Cloud computing could be a security disaster waiting to happen, according to top international security professionals

Cloud computing could be a security disaster waiting to happen, according to top international security professionals, but not all security firms see cloud as a priority.

Nearly a third of the world's businesses have some enterprise applications in the cloud, but two-thirds have no strategy for securing them, an IDC survey has revealed.

IT security companies could not be faulted for making cloud security a key part of their growth strategy, but Check Point Software Technologies has other ideas.

Gill Shwed, the firm's co-founder, chairman and chief executive, says cloud computing is important, but will complement rather than replace traditional IT.

Businesses are not ready to surrender control of their data to the cloud, he says, and in the face of increasingly sophisticated cyber threats they want control, simplicity and flexibility.

This is the foundation for Check Point's strategy for helping businesses deal with rapidly changing threats across an increasingly broad number of attack points.

"There is no single factor driving security innovation," says Shwed, who is betting on his firm's Software Blade architecture to enable businesses to add security functions in a plug-in modular way as required.

This approach, he says, satisfies the need for businesses of all sizes to continually update security quickly, easily, cost-effectively and with minimum disruption.

"A single platform that can accommodate all functionality means it can be tailored while remaining universal, which is a better way to deploy new technology," he says.

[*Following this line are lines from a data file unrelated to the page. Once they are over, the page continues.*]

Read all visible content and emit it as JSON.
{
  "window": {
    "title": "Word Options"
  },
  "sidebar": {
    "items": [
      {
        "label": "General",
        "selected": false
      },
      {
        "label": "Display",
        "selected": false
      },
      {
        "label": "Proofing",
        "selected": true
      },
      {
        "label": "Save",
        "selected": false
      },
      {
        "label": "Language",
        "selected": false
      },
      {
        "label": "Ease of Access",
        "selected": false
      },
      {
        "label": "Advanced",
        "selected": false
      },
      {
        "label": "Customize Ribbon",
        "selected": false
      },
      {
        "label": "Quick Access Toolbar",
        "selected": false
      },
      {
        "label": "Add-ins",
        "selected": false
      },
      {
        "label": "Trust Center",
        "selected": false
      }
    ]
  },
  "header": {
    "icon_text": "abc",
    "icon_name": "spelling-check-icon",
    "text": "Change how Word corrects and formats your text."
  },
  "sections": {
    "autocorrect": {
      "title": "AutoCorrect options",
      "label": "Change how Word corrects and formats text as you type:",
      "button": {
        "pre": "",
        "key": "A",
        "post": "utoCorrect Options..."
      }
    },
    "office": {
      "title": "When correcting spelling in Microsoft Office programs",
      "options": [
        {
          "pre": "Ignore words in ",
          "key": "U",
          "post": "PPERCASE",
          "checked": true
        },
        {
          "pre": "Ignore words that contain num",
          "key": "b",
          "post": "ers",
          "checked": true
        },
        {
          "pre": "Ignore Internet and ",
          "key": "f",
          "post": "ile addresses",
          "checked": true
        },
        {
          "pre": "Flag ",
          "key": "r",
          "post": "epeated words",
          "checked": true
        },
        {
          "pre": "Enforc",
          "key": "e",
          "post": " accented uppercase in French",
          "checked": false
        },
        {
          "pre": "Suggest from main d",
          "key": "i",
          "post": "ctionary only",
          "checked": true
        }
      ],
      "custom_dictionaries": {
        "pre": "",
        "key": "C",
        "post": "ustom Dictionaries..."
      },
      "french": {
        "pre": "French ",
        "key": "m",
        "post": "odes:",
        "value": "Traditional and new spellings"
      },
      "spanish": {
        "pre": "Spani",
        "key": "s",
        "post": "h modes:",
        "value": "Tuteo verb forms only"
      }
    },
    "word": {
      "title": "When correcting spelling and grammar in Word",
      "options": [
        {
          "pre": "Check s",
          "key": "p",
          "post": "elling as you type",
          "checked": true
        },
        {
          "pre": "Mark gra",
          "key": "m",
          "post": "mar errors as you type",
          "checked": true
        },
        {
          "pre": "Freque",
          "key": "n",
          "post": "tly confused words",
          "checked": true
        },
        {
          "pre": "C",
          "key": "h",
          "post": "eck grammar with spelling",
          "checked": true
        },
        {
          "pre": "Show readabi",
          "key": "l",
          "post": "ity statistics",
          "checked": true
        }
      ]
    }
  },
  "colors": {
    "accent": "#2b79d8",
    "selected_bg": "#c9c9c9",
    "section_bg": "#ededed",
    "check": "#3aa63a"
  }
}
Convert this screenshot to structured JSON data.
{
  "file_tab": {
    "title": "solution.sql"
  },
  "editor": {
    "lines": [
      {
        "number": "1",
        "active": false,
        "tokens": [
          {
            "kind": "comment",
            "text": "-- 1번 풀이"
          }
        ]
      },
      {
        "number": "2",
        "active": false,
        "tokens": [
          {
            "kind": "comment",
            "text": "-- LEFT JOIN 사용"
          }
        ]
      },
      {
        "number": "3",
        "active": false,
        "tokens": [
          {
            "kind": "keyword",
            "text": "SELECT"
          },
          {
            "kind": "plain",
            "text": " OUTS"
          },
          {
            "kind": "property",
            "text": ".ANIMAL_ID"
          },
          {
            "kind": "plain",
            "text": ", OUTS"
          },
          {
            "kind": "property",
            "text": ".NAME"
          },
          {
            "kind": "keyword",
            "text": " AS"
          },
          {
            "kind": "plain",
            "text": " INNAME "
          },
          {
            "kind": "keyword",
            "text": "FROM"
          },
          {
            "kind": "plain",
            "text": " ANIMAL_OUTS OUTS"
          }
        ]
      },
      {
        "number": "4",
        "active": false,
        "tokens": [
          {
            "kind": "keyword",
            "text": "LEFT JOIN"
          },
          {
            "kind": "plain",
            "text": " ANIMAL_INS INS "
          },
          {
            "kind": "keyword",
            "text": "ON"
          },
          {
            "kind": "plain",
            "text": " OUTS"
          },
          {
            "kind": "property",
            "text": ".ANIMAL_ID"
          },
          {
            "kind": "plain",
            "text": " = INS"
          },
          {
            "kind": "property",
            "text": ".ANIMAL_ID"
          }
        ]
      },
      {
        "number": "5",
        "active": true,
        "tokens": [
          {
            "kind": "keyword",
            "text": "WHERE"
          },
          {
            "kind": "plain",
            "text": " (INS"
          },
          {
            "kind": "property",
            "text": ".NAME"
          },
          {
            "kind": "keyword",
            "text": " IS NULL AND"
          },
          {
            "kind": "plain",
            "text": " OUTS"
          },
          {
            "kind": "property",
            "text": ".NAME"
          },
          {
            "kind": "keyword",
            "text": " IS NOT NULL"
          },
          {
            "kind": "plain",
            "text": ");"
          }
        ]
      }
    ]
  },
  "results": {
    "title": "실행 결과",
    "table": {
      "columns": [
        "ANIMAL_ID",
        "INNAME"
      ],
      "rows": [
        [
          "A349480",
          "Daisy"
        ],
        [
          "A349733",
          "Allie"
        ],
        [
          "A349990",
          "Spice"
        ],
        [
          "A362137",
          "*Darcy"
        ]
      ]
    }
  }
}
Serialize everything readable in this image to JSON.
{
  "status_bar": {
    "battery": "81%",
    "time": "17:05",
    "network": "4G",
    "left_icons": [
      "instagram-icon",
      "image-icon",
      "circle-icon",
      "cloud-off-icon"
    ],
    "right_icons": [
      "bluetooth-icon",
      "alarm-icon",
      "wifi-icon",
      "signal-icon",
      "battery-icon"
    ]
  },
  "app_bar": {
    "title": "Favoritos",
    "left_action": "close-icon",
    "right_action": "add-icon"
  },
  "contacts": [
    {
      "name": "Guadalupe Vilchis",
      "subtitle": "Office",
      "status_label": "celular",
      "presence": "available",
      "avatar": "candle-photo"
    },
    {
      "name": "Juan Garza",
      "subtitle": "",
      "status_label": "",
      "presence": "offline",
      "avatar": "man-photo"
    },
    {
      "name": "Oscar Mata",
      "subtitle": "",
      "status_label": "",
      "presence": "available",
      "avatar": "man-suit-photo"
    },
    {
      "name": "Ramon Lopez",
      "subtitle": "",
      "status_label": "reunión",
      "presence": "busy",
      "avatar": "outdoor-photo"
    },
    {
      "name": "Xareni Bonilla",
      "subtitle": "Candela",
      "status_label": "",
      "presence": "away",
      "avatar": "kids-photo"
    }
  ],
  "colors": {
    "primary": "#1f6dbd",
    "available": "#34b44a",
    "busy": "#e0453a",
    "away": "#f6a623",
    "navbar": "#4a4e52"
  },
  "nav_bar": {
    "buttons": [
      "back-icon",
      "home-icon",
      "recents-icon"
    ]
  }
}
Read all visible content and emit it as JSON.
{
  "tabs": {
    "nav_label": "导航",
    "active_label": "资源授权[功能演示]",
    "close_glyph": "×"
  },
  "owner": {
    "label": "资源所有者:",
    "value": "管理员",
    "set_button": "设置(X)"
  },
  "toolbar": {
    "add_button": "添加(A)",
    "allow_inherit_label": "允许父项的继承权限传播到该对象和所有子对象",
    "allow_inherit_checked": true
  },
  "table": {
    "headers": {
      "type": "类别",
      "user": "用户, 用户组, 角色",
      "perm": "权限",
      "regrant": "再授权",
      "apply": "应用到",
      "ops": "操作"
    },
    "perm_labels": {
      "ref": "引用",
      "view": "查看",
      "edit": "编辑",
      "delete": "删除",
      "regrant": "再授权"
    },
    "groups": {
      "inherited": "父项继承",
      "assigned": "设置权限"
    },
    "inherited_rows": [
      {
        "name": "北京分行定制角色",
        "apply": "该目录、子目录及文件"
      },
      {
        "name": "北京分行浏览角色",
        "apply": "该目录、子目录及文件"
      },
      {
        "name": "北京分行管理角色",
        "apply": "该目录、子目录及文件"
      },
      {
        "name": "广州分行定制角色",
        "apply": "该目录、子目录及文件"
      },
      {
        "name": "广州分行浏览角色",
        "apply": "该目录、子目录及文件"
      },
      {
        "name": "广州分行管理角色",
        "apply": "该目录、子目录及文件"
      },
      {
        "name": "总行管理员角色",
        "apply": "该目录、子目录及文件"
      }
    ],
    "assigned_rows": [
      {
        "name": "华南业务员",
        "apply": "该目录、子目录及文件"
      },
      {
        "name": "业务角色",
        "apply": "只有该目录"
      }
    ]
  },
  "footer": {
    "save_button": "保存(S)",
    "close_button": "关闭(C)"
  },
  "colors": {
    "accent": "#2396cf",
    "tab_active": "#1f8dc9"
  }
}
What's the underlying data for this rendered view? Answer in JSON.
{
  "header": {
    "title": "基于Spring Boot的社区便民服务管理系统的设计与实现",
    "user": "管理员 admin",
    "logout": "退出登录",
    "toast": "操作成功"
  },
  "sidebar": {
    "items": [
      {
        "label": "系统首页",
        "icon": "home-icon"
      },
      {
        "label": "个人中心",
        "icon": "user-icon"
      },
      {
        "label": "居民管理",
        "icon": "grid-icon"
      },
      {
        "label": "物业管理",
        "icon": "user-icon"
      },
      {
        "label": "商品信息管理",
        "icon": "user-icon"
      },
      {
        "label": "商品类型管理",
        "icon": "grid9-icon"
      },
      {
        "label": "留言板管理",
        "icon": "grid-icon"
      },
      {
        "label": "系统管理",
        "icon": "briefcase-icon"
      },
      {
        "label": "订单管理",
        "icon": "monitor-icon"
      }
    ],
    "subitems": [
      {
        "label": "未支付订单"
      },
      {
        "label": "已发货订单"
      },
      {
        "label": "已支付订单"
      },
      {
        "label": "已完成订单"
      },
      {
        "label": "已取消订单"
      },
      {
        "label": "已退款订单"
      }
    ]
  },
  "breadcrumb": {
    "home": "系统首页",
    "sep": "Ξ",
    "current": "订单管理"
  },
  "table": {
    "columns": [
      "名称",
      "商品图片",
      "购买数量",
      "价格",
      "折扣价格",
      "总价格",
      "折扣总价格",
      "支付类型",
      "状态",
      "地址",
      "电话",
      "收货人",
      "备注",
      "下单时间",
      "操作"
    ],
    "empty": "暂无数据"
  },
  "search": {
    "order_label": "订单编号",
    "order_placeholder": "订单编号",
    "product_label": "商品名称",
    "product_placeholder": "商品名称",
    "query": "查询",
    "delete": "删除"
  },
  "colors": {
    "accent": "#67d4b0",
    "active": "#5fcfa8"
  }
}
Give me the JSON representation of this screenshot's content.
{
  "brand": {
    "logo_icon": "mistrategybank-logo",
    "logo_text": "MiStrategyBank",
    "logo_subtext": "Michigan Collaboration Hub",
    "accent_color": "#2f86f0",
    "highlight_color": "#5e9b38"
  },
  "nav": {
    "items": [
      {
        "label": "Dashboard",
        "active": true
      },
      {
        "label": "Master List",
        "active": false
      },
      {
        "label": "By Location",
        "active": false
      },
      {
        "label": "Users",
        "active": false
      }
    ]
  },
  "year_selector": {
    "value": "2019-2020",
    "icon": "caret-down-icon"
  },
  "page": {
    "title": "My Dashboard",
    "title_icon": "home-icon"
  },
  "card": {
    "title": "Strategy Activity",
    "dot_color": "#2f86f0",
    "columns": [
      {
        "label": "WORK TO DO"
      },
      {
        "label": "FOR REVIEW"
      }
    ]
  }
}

Check Point's acquisitions have all been aimed at broadening the type of functionality that can now be added to a single integrated architecture and management console.

"With each acquisition we have added scalable technologies that can be deployed easily by any size of business," says Shwed.

Businesses want technologies they can roll out quickly on site from as few suppliers as possible, he says, which is why Check Point is continually broadening its portfolio.

Data leakage prevention (DLP) is the next piece of functionality Check Point is planning to add, but this time there will be no acquisition involved.

"DLP is a universal problem as organisations share more data, but no one has a reliable and simple technology that can be pushed out to thousands of customers quickly and cost-effectively," says Shwed.

With no clear leader in DLP to acquire, he says Check Point is working on its own DLP concept to be unveiled later this year.

"Businesses want to consolidate suppliers, but they also want the best of breed to meet their needs. They will not compromise," says Shwed.

It is this pragmatic approach that informs Check Point's acquisitions and innovation aimed at offering the broadest range of technology to every size of organisation.